Die Deutschen leben sparsam – das ist unbestritten. Laut Ökonomen hat das einige Gründe und auch weitreichende Folgen. Das passiert, wenn das Geld für längere Zeit einfach auf den Konten der Verbraucher bleibt.
Wer eifrig spart, ist hierzulande nicht allein. Insgesamt ist die Sparneigung im Vergleich hoch. Doch nicht jeder hat die Möglichkeit, einen Teil des Einkommens zurückzulegen.
Deutsche leben sparsam – das bleibt laut Experten nicht folgenlos
Inflation, Kriege, steigende Kosten ‒ politisch und wirtschaftlich unsichere Zeiten führen dazu, dass Menschen mehr Geld zurücklegen, um einen Notgroschen zu bilden. Was dabei auffällt: Im Vergleich zu anderen Ländern liegt die Sparquote in Deutschland laut Statistischem Bundesamt über dem Durchschnitt. Demnach sind Bürger hierzulande besonders sparsam unterwegs. Der Anteil des zurückgelegten Einkommens belief sich 2025 auf etwa 10,4 Prozent. Im Vergleich zum Vorjahr ist die Quote nur leicht um 0,8 Prozentpunkte zurückgegangen. Die Tendenz, dass Verbraucher weniger Geld ausgeben, hat einige Folgen.

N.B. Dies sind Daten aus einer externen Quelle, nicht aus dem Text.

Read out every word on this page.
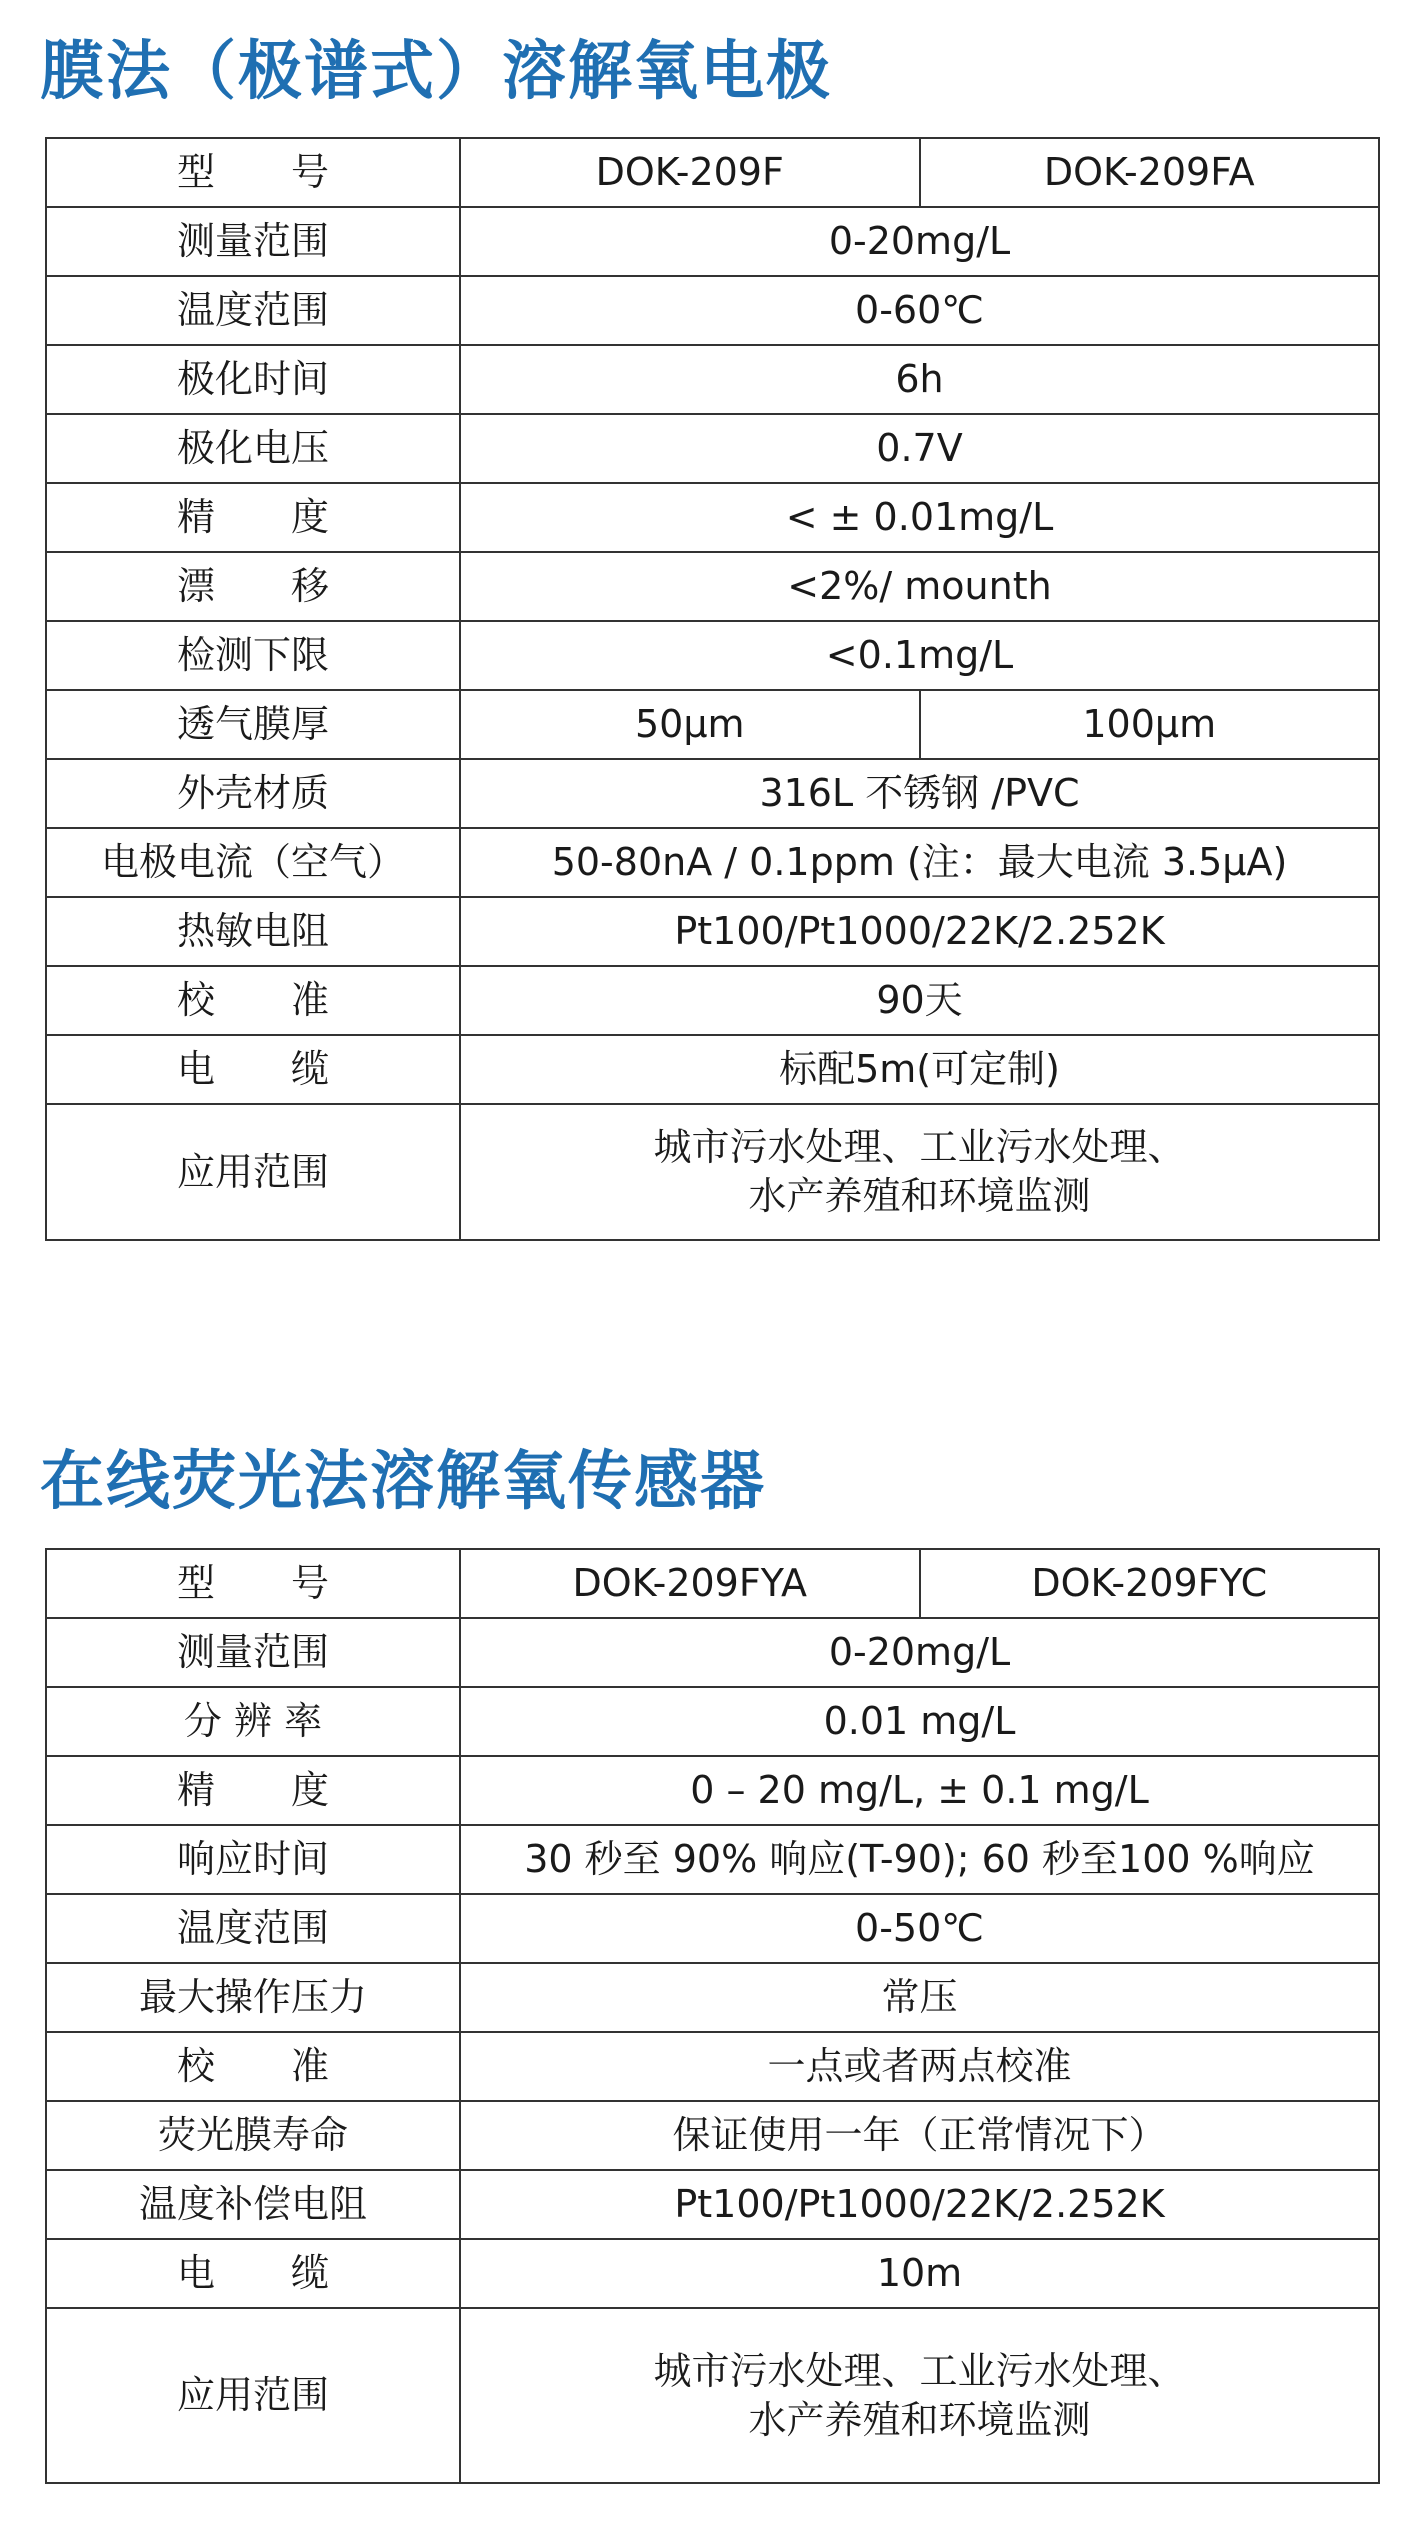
膜法（极谱式）溶解氧电极
型　　号	DOK-209F	DOK-209FA
测量范围	0-20mg/L	
温度范围	0-60℃	
极化时间	6h	
极化电压	0.7V	
精　　度	< ± 0.01mg/L	
漂　　移	<2%/ mounth	
检测下限	<0.1mg/L	
透气膜厚	50μm	100μm
外壳材质	316L 不锈钢 /PVC	
电极电流（空气）	50-80nA / 0.1ppm (注：最大电流 3.5μA)	
热敏电阻	Pt100/Pt1000/22K/2.252K	
校　　准	90天	
电　　缆	标配5m(可定制)	
应用范围	城市污水处理、工业污水处理、
水产养殖和环境监测	
在线荧光法溶解氧传感器
型　　号	DOK-209FYA	DOK-209FYC
测量范围	0-20mg/L	
分 辨 率	0.01 mg/L	
精　　度	0 – 20 mg/L, ± 0.1 mg/L	
响应时间	30 秒至 90% 响应(T-90); 60 秒至100 %响应	
温度范围	0-50℃	
最大操作压力	常压	
校　　准	一点或者两点校准	
荧光膜寿命	保证使用一年（正常情况下）	
温度补偿电阻	Pt100/Pt1000/22K/2.252K	
电　　缆	10m	
应用范围	城市污水处理、工业污水处理、
水产养殖和环境监测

Hohe Lebenshaltungskosten: Nicht alle Haushalte können Geld zurücklegen
Fast zehn Billionen Euro an Geldvermögen hatten deutsche Haushalte 2025 insgesamt angesammelt. Doch nicht jeder kann in teuren Zeiten sparen – vor allem sind es Haushalte mit höheren Einkommen, die größere Summen zurücklegen können. Ob für Miete und Einkauf oder andere Posten: Ärmere Haushalte müssen ihr Einkommen heute oft vollständig für laufende Ausgaben einplanen, da die Lebenshaltungskosten gestiegen sind. Weil viele generell lieber sparen als konsumieren, wirkt sich das auf die deutsche Wirtschaft aus. Die Wirtschaftsleistung ist mitunter vom privaten Konsum der Verbraucher abhängig ‒ und dieser wird durch die Sparneigung gedämpft. Deshalb gehen die Umsätze vieler Unternehmen und Dienstleister häufig zurück.
Zudem hat das Sparen auf Girokonten einen weiteren Nachteil: Etwa zwei bis drei Monatseinkommen sollten dort grundsätzlich geparkt werden. Bleibt mehr Geld langfristig liegen, droht ein inflationsbedingter Wertverlust. Tagesgeldkonten mit niedrigen Zinsen sind nicht immer die beste Wahl. Deshalb helfen der Vergleich verschiedener Angebote, darunter Festgeldangebote. Breit gestreute ETFs sind ebenfalls eine Möglichkeit. Für eine individuelle Anlagenberatung sollten Sparer sich an einen professionellen Anbieter wenden.